Nathan Glanden is accused of conspiring with Thornsbury to falsely arrest and jail Robert Woodruff, the husband of Thornsbury's former secretary, according to the federal indictment.

A Gilbert City Hall employee said this week that Mayor Vivian Livingood did not want to talk to reporters. Several messages left with Gilbert Police Chief Michael Rasmussen were not returned. Gilbert City Council members Randy Livingood, Sharon Murphy, Jennifer Miller, Curtis Lester and Joe Hatfield did not return voice mails. Glanden, who was working this week, did not return phone messages left at his office and his home.

According to the federal indictment against Thornsbury, Glanden agreed to file an arrest warrant against Woodruff at the judge's behest. Thornsbury believed that Kim Woodruff would restart an extramarital affair with him out of financial necessity if her husband were jailed, federal prosecutors say.

Robert Woodruff had been involved in an altercation at a convenience store in 2012, in which one man tried to hit him and another man pulled a gun, according to the indictment. Those two men were arrested and charged with assault.

However, about a month later, the charges against those two men were dismissed, and Woodruff was charged with assault and battery.

Glanden filed the arrest warrant against Woodruff, even though he had not responded to the altercation, according to the indictment.

The charges against Woodruff were dismissed after he refused to plead guilty and take a deal offering him six months in jail -- which federal prosecutors described as an extreme punishment, even if Woodruff had been guilty.

Before his alleged scheme with Glanden, Thornsbury conspired with West Virginia State Police Trooper Brandon Moore to file a criminal complaint against Woodruff, accusing him of stealing scrap metal from his employer, according to the indictment.

Thornsbury and Moore allegedly knew that the man's employer allowed him to take the scraps. Moore also allegedly gave false testimony to a grand jury about Woodruff in 2009.

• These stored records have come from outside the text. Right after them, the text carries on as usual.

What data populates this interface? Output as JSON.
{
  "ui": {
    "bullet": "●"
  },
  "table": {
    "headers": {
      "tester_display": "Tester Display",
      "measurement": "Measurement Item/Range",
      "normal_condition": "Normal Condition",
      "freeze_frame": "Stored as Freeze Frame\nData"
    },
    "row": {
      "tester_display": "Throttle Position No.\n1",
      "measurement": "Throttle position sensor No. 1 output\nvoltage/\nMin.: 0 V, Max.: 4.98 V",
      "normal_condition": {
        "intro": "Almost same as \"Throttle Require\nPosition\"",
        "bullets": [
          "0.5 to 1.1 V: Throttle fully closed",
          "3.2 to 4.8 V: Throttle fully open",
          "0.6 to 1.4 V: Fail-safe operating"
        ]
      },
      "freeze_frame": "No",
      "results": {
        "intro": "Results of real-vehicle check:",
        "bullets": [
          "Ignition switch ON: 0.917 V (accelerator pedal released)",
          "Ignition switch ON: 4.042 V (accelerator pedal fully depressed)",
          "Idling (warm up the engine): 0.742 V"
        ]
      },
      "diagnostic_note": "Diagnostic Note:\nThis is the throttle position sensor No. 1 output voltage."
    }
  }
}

Moore, who was named the State Police Trooper of the Year in 2010, is on paid administrative leave pending an investigation by the State Police's Internal Review Board. He would not comment when reached by phone this week.

Charleston lawyer Mike Callaghan, who represents Robert and Kim Woodruff, has said he will sue the West Virginia Supreme Court (which oversees Thornsbury), the State Police and the city of Gilbert over the allegations in the indictment.